IP (Intellectual Property)
Do not forget to include your IP! It is essential to address the ownership and usage rights of IP created or provided and clarify who retains the ownership of the IP.
Confidentiality and Data Protection
The MSA should also protect the confidentiality of sensitive information shared between the parties. Be sure to outline the obligations regarding data protection, privacy, and security measures to safeguard confidential or personal data.
Term and termination
Sadly, all good things come to an end. Make sure you set out the duration of the agreement, including the start and end dates. It is wise to also have provisions for early termination, termination for cause, or notice periods required for termination.
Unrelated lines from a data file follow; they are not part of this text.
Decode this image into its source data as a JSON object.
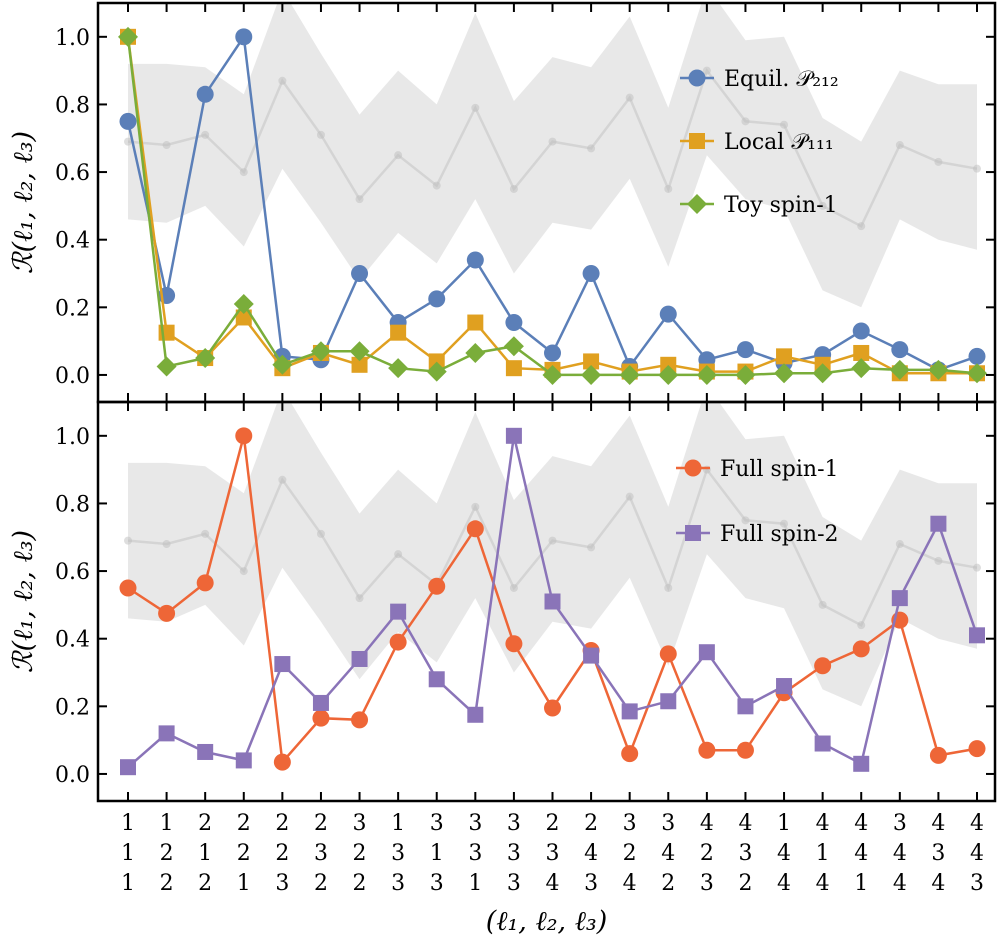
{
  "chart_data": [
    {
      "type": "line",
      "panel": "top",
      "ylabel": "ℛ(ℓ₁, ℓ₂, ℓ₃)",
      "ylim": [
        -0.08,
        1.1
      ],
      "yticks": [
        0.0,
        0.2,
        0.4,
        0.6,
        0.8,
        1.0
      ],
      "ytick_labels": [
        "0.0",
        "0.2",
        "0.4",
        "0.6",
        "0.8",
        "1.0"
      ],
      "legend_position": "top-right",
      "series": [
        {
          "name": "Equil. 𝒫₂₁₂",
          "color": "#5b7fb8",
          "marker": "circle",
          "values": [
            0.75,
            0.235,
            0.83,
            1.0,
            0.055,
            0.045,
            0.3,
            0.155,
            0.225,
            0.34,
            0.155,
            0.065,
            0.3,
            0.025,
            0.18,
            0.045,
            0.075,
            0.035,
            0.06,
            0.13,
            0.075,
            0.015,
            0.055
          ]
        },
        {
          "name": "Local 𝒫₁₁₁",
          "color": "#e0a020",
          "marker": "square",
          "values": [
            1.0,
            0.125,
            0.05,
            0.17,
            0.02,
            0.065,
            0.03,
            0.125,
            0.04,
            0.155,
            0.02,
            0.015,
            0.04,
            0.01,
            0.03,
            0.01,
            0.01,
            0.055,
            0.03,
            0.065,
            0.005,
            0.005,
            0.005
          ]
        },
        {
          "name": "Toy spin-1",
          "color": "#7aad3a",
          "marker": "diamond",
          "values": [
            1.0,
            0.025,
            0.05,
            0.21,
            0.03,
            0.07,
            0.07,
            0.02,
            0.01,
            0.065,
            0.085,
            0.0,
            0.0,
            0.0,
            0.0,
            0.0,
            0.0,
            0.005,
            0.005,
            0.02,
            0.015,
            0.015,
            0.005
          ]
        }
      ]
    },
    {
      "type": "line",
      "panel": "bottom",
      "ylabel": "ℛ(ℓ₁, ℓ₂, ℓ₃)",
      "ylim": [
        -0.08,
        1.1
      ],
      "yticks": [
        0.0,
        0.2,
        0.4,
        0.6,
        0.8,
        1.0
      ],
      "ytick_labels": [
        "0.0",
        "0.2",
        "0.4",
        "0.6",
        "0.8",
        "1.0"
      ],
      "legend_position": "top-right",
      "series": [
        {
          "name": "Full spin-1",
          "color": "#ee6637",
          "marker": "circle",
          "values": [
            0.55,
            0.475,
            0.565,
            1.0,
            0.035,
            0.165,
            0.16,
            0.39,
            0.555,
            0.725,
            0.385,
            0.195,
            0.365,
            0.06,
            0.355,
            0.07,
            0.07,
            0.24,
            0.32,
            0.37,
            0.455,
            0.055,
            0.075
          ]
        },
        {
          "name": "Full spin-2",
          "color": "#8a74b8",
          "marker": "square",
          "values": [
            0.02,
            0.12,
            0.065,
            0.04,
            0.325,
            0.21,
            0.34,
            0.48,
            0.28,
            0.175,
            1.0,
            0.51,
            0.35,
            0.185,
            0.215,
            0.36,
            0.2,
            0.26,
            0.09,
            0.03,
            0.52,
            0.74,
            0.41
          ]
        }
      ]
    }
  ],
  "shared": {
    "xlabel": "(ℓ₁, ℓ₂, ℓ₃)",
    "categories": [
      [
        "1",
        "1",
        "1"
      ],
      [
        "1",
        "2",
        "2"
      ],
      [
        "2",
        "1",
        "2"
      ],
      [
        "2",
        "2",
        "1"
      ],
      [
        "2",
        "2",
        "3"
      ],
      [
        "2",
        "3",
        "2"
      ],
      [
        "3",
        "2",
        "2"
      ],
      [
        "1",
        "3",
        "3"
      ],
      [
        "3",
        "1",
        "3"
      ],
      [
        "3",
        "3",
        "1"
      ],
      [
        "3",
        "3",
        "3"
      ],
      [
        "2",
        "3",
        "4"
      ],
      [
        "2",
        "4",
        "3"
      ],
      [
        "3",
        "2",
        "4"
      ],
      [
        "3",
        "4",
        "2"
      ],
      [
        "4",
        "2",
        "3"
      ],
      [
        "4",
        "3",
        "2"
      ],
      [
        "1",
        "4",
        "4"
      ],
      [
        "4",
        "1",
        "4"
      ],
      [
        "4",
        "4",
        "1"
      ],
      [
        "3",
        "4",
        "4"
      ],
      [
        "4",
        "3",
        "4"
      ],
      [
        "4",
        "4",
        "3"
      ]
    ],
    "reference_band": {
      "color": "#bdbdbd",
      "center": [
        0.69,
        0.68,
        0.71,
        0.6,
        0.87,
        0.71,
        0.52,
        0.65,
        0.56,
        0.79,
        0.55,
        0.69,
        0.67,
        0.82,
        0.55,
        0.9,
        0.75,
        0.74,
        0.5,
        0.44,
        0.68,
        0.63,
        0.61
      ],
      "upper": [
        0.92,
        0.92,
        0.91,
        0.83,
        1.14,
        0.95,
        0.77,
        0.9,
        0.8,
        1.07,
        0.81,
        0.94,
        0.91,
        1.06,
        0.79,
        1.15,
        0.99,
        1.0,
        0.76,
        0.69,
        0.9,
        0.86,
        0.86
      ],
      "lower": [
        0.46,
        0.45,
        0.5,
        0.38,
        0.61,
        0.45,
        0.28,
        0.42,
        0.33,
        0.52,
        0.3,
        0.45,
        0.43,
        0.58,
        0.32,
        0.65,
        0.52,
        0.49,
        0.25,
        0.2,
        0.46,
        0.4,
        0.37
      ]
    }
  }
}
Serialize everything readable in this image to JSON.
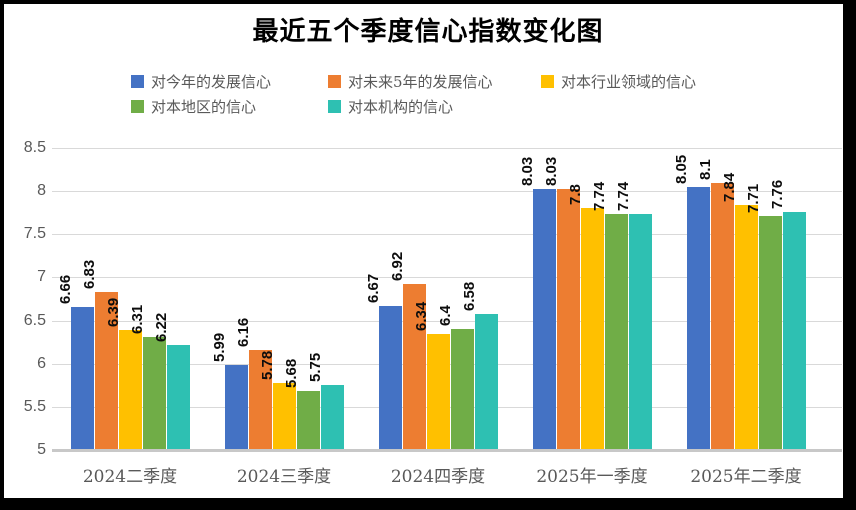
{
  "title": "最近五个季度信心指数变化图",
  "chart_data": {
    "type": "bar",
    "title": "最近五个季度信心指数变化图",
    "categories": [
      "2024二季度",
      "2024三季度",
      "2024四季度",
      "2025年一季度",
      "2025年二季度"
    ],
    "series": [
      {
        "name": "对今年的发展信心",
        "color": "#4472C4",
        "values": [
          6.66,
          5.99,
          6.67,
          8.03,
          8.05
        ]
      },
      {
        "name": "对未来5年的发展信心",
        "color": "#ED7D31",
        "values": [
          6.83,
          6.16,
          6.92,
          8.03,
          8.1
        ]
      },
      {
        "name": "对本行业领域的信心",
        "color": "#FFC000",
        "values": [
          6.39,
          5.78,
          6.34,
          7.8,
          7.84
        ]
      },
      {
        "name": "对本地区的信心",
        "color": "#70AD47",
        "values": [
          6.31,
          5.68,
          6.4,
          7.74,
          7.71
        ]
      },
      {
        "name": "对本机构的信心",
        "color": "#2EC0B2",
        "values": [
          6.22,
          5.75,
          6.58,
          7.74,
          7.76
        ]
      }
    ],
    "xlabel": "",
    "ylabel": "",
    "y_ticks": [
      5,
      5.5,
      6,
      6.5,
      7,
      7.5,
      8,
      8.5
    ],
    "ylim": [
      5,
      8.5
    ],
    "grid": true,
    "legend_position": "top",
    "data_labels": true,
    "data_label_rotation": 90,
    "colors": {
      "grid": "#d9d9d9",
      "axis": "#c8c8c8",
      "tick_text": "#595959",
      "label_text": "#0d0d0d",
      "background": "#ffffff",
      "frame": "#000000"
    }
  }
}
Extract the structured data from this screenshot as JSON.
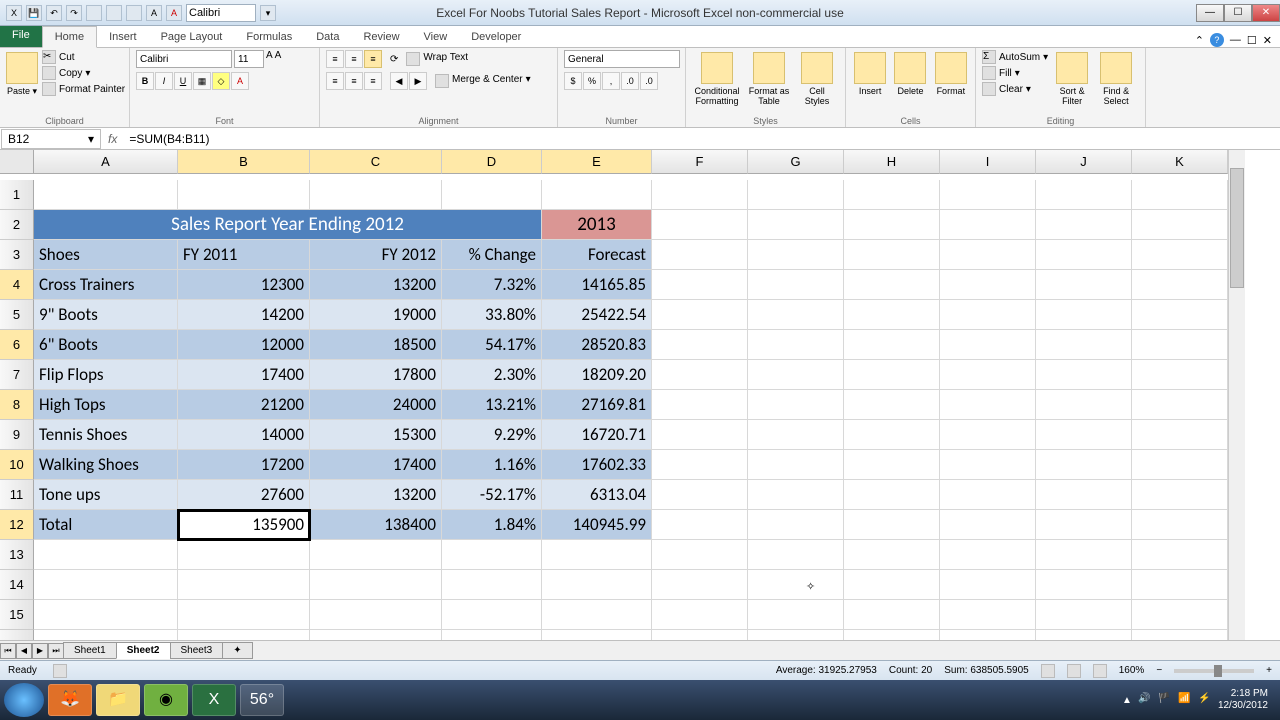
{
  "window": {
    "title": "Excel For Noobs Tutorial Sales Report - Microsoft Excel non-commercial use",
    "qat_font": "Calibri"
  },
  "ribbon": {
    "file": "File",
    "tabs": [
      "Home",
      "Insert",
      "Page Layout",
      "Formulas",
      "Data",
      "Review",
      "View",
      "Developer"
    ],
    "active_tab": "Home",
    "groups": {
      "clipboard": {
        "label": "Clipboard",
        "paste": "Paste",
        "cut": "Cut",
        "copy": "Copy",
        "format_painter": "Format Painter"
      },
      "font": {
        "label": "Font",
        "name": "Calibri",
        "size": "11"
      },
      "alignment": {
        "label": "Alignment",
        "wrap": "Wrap Text",
        "merge": "Merge & Center"
      },
      "number": {
        "label": "Number",
        "format": "General"
      },
      "styles": {
        "label": "Styles",
        "cond": "Conditional Formatting",
        "table": "Format as Table",
        "cell": "Cell Styles"
      },
      "cells": {
        "label": "Cells",
        "insert": "Insert",
        "delete": "Delete",
        "format": "Format"
      },
      "editing": {
        "label": "Editing",
        "autosum": "AutoSum",
        "fill": "Fill",
        "clear": "Clear",
        "sort": "Sort & Filter",
        "find": "Find & Select"
      }
    }
  },
  "formula_bar": {
    "name_box": "B12",
    "formula": "=SUM(B4:B11)"
  },
  "sheet": {
    "columns": [
      "A",
      "B",
      "C",
      "D",
      "E",
      "F",
      "G",
      "H",
      "I",
      "J",
      "K"
    ],
    "selected_cols": [
      "B",
      "C",
      "D",
      "E"
    ],
    "active_cell": "B12",
    "title_main": "Sales Report Year Ending 2012",
    "title_year": "2013",
    "headers": {
      "a": "Shoes",
      "b": "FY 2011",
      "c": "FY 2012",
      "d": "% Change",
      "e": "Forecast"
    },
    "rows": [
      {
        "n": 4,
        "a": "Cross Trainers",
        "b": "12300",
        "c": "13200",
        "d": "7.32%",
        "e": "14165.85"
      },
      {
        "n": 5,
        "a": "9\" Boots",
        "b": "14200",
        "c": "19000",
        "d": "33.80%",
        "e": "25422.54"
      },
      {
        "n": 6,
        "a": "6\" Boots",
        "b": "12000",
        "c": "18500",
        "d": "54.17%",
        "e": "28520.83"
      },
      {
        "n": 7,
        "a": "Flip Flops",
        "b": "17400",
        "c": "17800",
        "d": "2.30%",
        "e": "18209.20"
      },
      {
        "n": 8,
        "a": "High Tops",
        "b": "21200",
        "c": "24000",
        "d": "13.21%",
        "e": "27169.81"
      },
      {
        "n": 9,
        "a": "Tennis Shoes",
        "b": "14000",
        "c": "15300",
        "d": "9.29%",
        "e": "16720.71"
      },
      {
        "n": 10,
        "a": "Walking Shoes",
        "b": "17200",
        "c": "17400",
        "d": "1.16%",
        "e": "17602.33"
      },
      {
        "n": 11,
        "a": "Tone ups",
        "b": "27600",
        "c": "13200",
        "d": "-52.17%",
        "e": "6313.04"
      }
    ],
    "total": {
      "n": 12,
      "a": "Total",
      "b": "135900",
      "c": "138400",
      "d": "1.84%",
      "e": "140945.99"
    },
    "colors": {
      "header_blue": "#4f81bd",
      "header_red": "#da9694",
      "band_dark": "#b8cce4",
      "band_light": "#dbe5f1",
      "col_sel": "#ffe9a8"
    }
  },
  "sheets": {
    "tabs": [
      "Sheet1",
      "Sheet2",
      "Sheet3"
    ],
    "active": "Sheet2"
  },
  "status": {
    "ready": "Ready",
    "average": "Average: 31925.27953",
    "count": "Count: 20",
    "sum": "Sum: 638505.5905",
    "zoom": "160%"
  },
  "taskbar": {
    "temp": "56°",
    "time": "2:18 PM",
    "date": "12/30/2012"
  }
}
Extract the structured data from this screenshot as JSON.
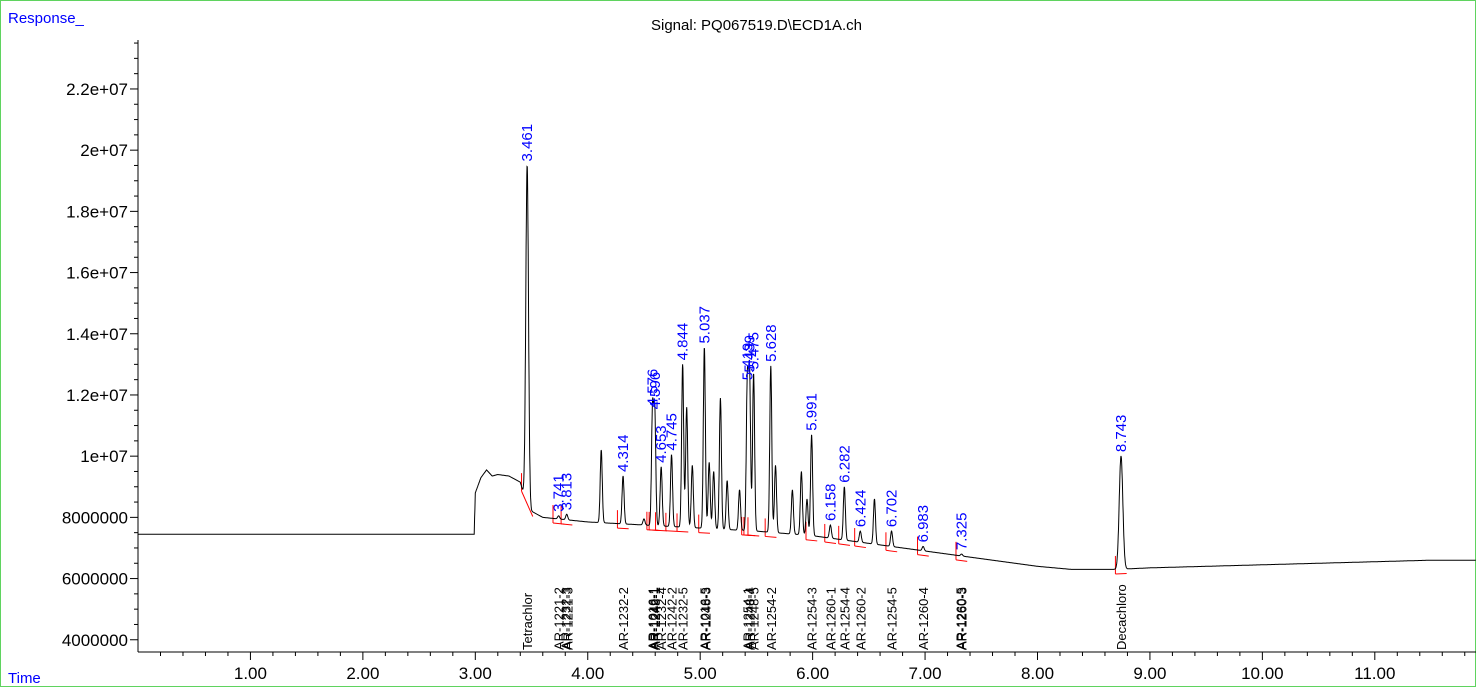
{
  "chart_data": {
    "type": "line",
    "title": "Signal: PQ067519.D\\ECD1A.ch",
    "ylabel": "Response_",
    "xlabel": "Time",
    "xlim": [
      0.0,
      11.9
    ],
    "ylim": [
      3600000,
      23600000
    ],
    "x_ticks": [
      "1.00",
      "2.00",
      "3.00",
      "4.00",
      "5.00",
      "6.00",
      "7.00",
      "8.00",
      "9.00",
      "10.00",
      "11.00"
    ],
    "x_tick_values": [
      1,
      2,
      3,
      4,
      5,
      6,
      7,
      8,
      9,
      10,
      11
    ],
    "y_ticks": [
      "4000000",
      "6000000",
      "8000000",
      "1e+07",
      "1.2e+07",
      "1.4e+07",
      "1.6e+07",
      "1.8e+07",
      "2e+07",
      "2.2e+07"
    ],
    "y_tick_values": [
      4000000,
      6000000,
      8000000,
      10000000,
      12000000,
      14000000,
      16000000,
      18000000,
      20000000,
      22000000
    ],
    "signal": {
      "name": "ECD1A",
      "points": [
        [
          0.0,
          7450000
        ],
        [
          2.99,
          7450000
        ],
        [
          3.0,
          8800000
        ],
        [
          3.05,
          9300000
        ],
        [
          3.1,
          9550000
        ],
        [
          3.15,
          9350000
        ],
        [
          3.2,
          9400000
        ],
        [
          3.3,
          9350000
        ],
        [
          3.4,
          9150000
        ],
        [
          3.45,
          8500000
        ],
        [
          3.5,
          8200000
        ],
        [
          3.6,
          8000000
        ],
        [
          4.0,
          7850000
        ],
        [
          4.5,
          7750000
        ],
        [
          5.0,
          7650000
        ],
        [
          5.5,
          7550000
        ],
        [
          6.0,
          7400000
        ],
        [
          6.5,
          7150000
        ],
        [
          7.0,
          6900000
        ],
        [
          7.5,
          6650000
        ],
        [
          8.0,
          6400000
        ],
        [
          8.3,
          6300000
        ],
        [
          8.7,
          6300000
        ],
        [
          9.0,
          6350000
        ],
        [
          9.5,
          6400000
        ],
        [
          10.0,
          6450000
        ],
        [
          10.5,
          6500000
        ],
        [
          11.0,
          6550000
        ],
        [
          11.5,
          6600000
        ],
        [
          11.9,
          6600000
        ]
      ]
    },
    "peaks": [
      {
        "rt": 3.461,
        "height": 19500000,
        "label": "3.461"
      },
      {
        "rt": 3.741,
        "height": 8050000,
        "label": "3.741"
      },
      {
        "rt": 3.813,
        "height": 8100000,
        "label": "3.813"
      },
      {
        "rt": 4.12,
        "height": 10200000,
        "label": ""
      },
      {
        "rt": 4.314,
        "height": 9350000,
        "label": "4.314"
      },
      {
        "rt": 4.5,
        "height": 7950000,
        "label": ""
      },
      {
        "rt": 4.576,
        "height": 11500000,
        "label": "4.576"
      },
      {
        "rt": 4.596,
        "height": 11400000,
        "label": "4.596"
      },
      {
        "rt": 4.653,
        "height": 9650000,
        "label": "4.653"
      },
      {
        "rt": 4.745,
        "height": 10050000,
        "label": "4.745"
      },
      {
        "rt": 4.844,
        "height": 13000000,
        "label": "4.844"
      },
      {
        "rt": 4.88,
        "height": 11600000,
        "label": ""
      },
      {
        "rt": 4.93,
        "height": 9700000,
        "label": ""
      },
      {
        "rt": 5.037,
        "height": 13550000,
        "label": "5.037"
      },
      {
        "rt": 5.08,
        "height": 9800000,
        "label": ""
      },
      {
        "rt": 5.12,
        "height": 9500000,
        "label": ""
      },
      {
        "rt": 5.18,
        "height": 11900000,
        "label": ""
      },
      {
        "rt": 5.24,
        "height": 9200000,
        "label": ""
      },
      {
        "rt": 5.35,
        "height": 8900000,
        "label": ""
      },
      {
        "rt": 5.419,
        "height": 12350000,
        "label": "5.419"
      },
      {
        "rt": 5.439,
        "height": 12600000,
        "label": "5.439"
      },
      {
        "rt": 5.475,
        "height": 12700000,
        "label": "5.475"
      },
      {
        "rt": 5.628,
        "height": 12950000,
        "label": "5.628"
      },
      {
        "rt": 5.67,
        "height": 9700000,
        "label": ""
      },
      {
        "rt": 5.82,
        "height": 8900000,
        "label": ""
      },
      {
        "rt": 5.9,
        "height": 9500000,
        "label": ""
      },
      {
        "rt": 5.95,
        "height": 8600000,
        "label": ""
      },
      {
        "rt": 5.991,
        "height": 10700000,
        "label": "5.991"
      },
      {
        "rt": 6.158,
        "height": 7750000,
        "label": "6.158"
      },
      {
        "rt": 6.282,
        "height": 9000000,
        "label": "6.282"
      },
      {
        "rt": 6.424,
        "height": 7550000,
        "label": "6.424"
      },
      {
        "rt": 6.55,
        "height": 8600000,
        "label": ""
      },
      {
        "rt": 6.702,
        "height": 7550000,
        "label": "6.702"
      },
      {
        "rt": 6.983,
        "height": 7050000,
        "label": "6.983"
      },
      {
        "rt": 7.325,
        "height": 6800000,
        "label": "7.325"
      },
      {
        "rt": 8.743,
        "height": 10000000,
        "label": "8.743"
      }
    ],
    "compound_labels": [
      {
        "rt": 3.461,
        "text": "Tetrachlor"
      },
      {
        "rt": 3.741,
        "text": "AR-1221-2"
      },
      {
        "rt": 3.8,
        "text": "AR-1232-3"
      },
      {
        "rt": 3.82,
        "text": "AR-1221-3"
      },
      {
        "rt": 4.314,
        "text": "AR-1232-2"
      },
      {
        "rt": 4.576,
        "text": "AR-1016-1"
      },
      {
        "rt": 4.586,
        "text": "AR-1242-1"
      },
      {
        "rt": 4.596,
        "text": "AR-1248-1"
      },
      {
        "rt": 4.653,
        "text": "AR-1232-4"
      },
      {
        "rt": 4.745,
        "text": "AR-1242-2"
      },
      {
        "rt": 4.844,
        "text": "AR-1232-5"
      },
      {
        "rt": 5.037,
        "text": "AR-1016-5"
      },
      {
        "rt": 5.047,
        "text": "AR-1248-3"
      },
      {
        "rt": 5.419,
        "text": "AR-1254-1"
      },
      {
        "rt": 5.439,
        "text": "AR-1248-4"
      },
      {
        "rt": 5.475,
        "text": "AR-1248-5"
      },
      {
        "rt": 5.628,
        "text": "AR-1254-2"
      },
      {
        "rt": 5.991,
        "text": "AR-1254-3"
      },
      {
        "rt": 6.158,
        "text": "AR-1260-1"
      },
      {
        "rt": 6.282,
        "text": "AR-1254-4"
      },
      {
        "rt": 6.424,
        "text": "AR-1260-2"
      },
      {
        "rt": 6.702,
        "text": "AR-1254-5"
      },
      {
        "rt": 6.983,
        "text": "AR-1260-4"
      },
      {
        "rt": 7.315,
        "text": "AR-1260-5"
      },
      {
        "rt": 7.325,
        "text": "AR-1260-3"
      },
      {
        "rt": 8.743,
        "text": "Decachloro"
      }
    ],
    "grid": false,
    "colors": {
      "frame": "#5fd35f",
      "signal": "#000000",
      "peak_label": "#0000ff",
      "baseline": "#ff0000",
      "axis_title": "#0000ff",
      "compound_label": "#000000"
    }
  }
}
The MSA can also specify the process for resolving disputes, such as through negotiation, mediation, or arbitration. It may also identify the governing law and jurisdiction for legal proceedings, if necessary.
Liability and Indemnification
Accidents happen, and so this section is so important to address the allocation of risks and liabilities between the parties. It may outline limitations of liability, insurance requirements, and provisions for indemnification in case of damages, losses, or claims arising from the services provided.
Governing Law and Entire Agreement
The MSA typically includes a choice of law clause, specifying which jurisdiction's laws govern the agreement. It may also state that the MSA represents the entire agreement between the parties, superseding any prior or contemporaneous agreements or understandings.
Questions to consider when drafting an MSA
Preparing for potential issues in advance is important. A service delay or a vendor going bankrupt could derail the project.
Here are some useful questions to answer for your MSA:
- What services will you provide? Professional, managed or both?
- Have you included wording for Microsoft (DPoR, CPoR, NCE, CSP)?
- Who will be held responsible for each part of the project?
- What work will you do together?
- What are you agreeing to provide?
- When will you deliver the product/service and who is responsible for setting it up?
- Who is managing the project and who will deal with the fallout if things go wrong?
- Who will supply / conduct background checks for employees working on the project?
- Who will pay and when and how often? When will payments stop?
- Who will cover insurance expenses?
- Do you want to hold funds in escrow, how will they be released?
- Are there Government requirements, taxes, and tax responsibilities to consider – who will pay?
- How should you handle services provided by a third party?
- How can you call time when one or both parties want to terminate the relationship?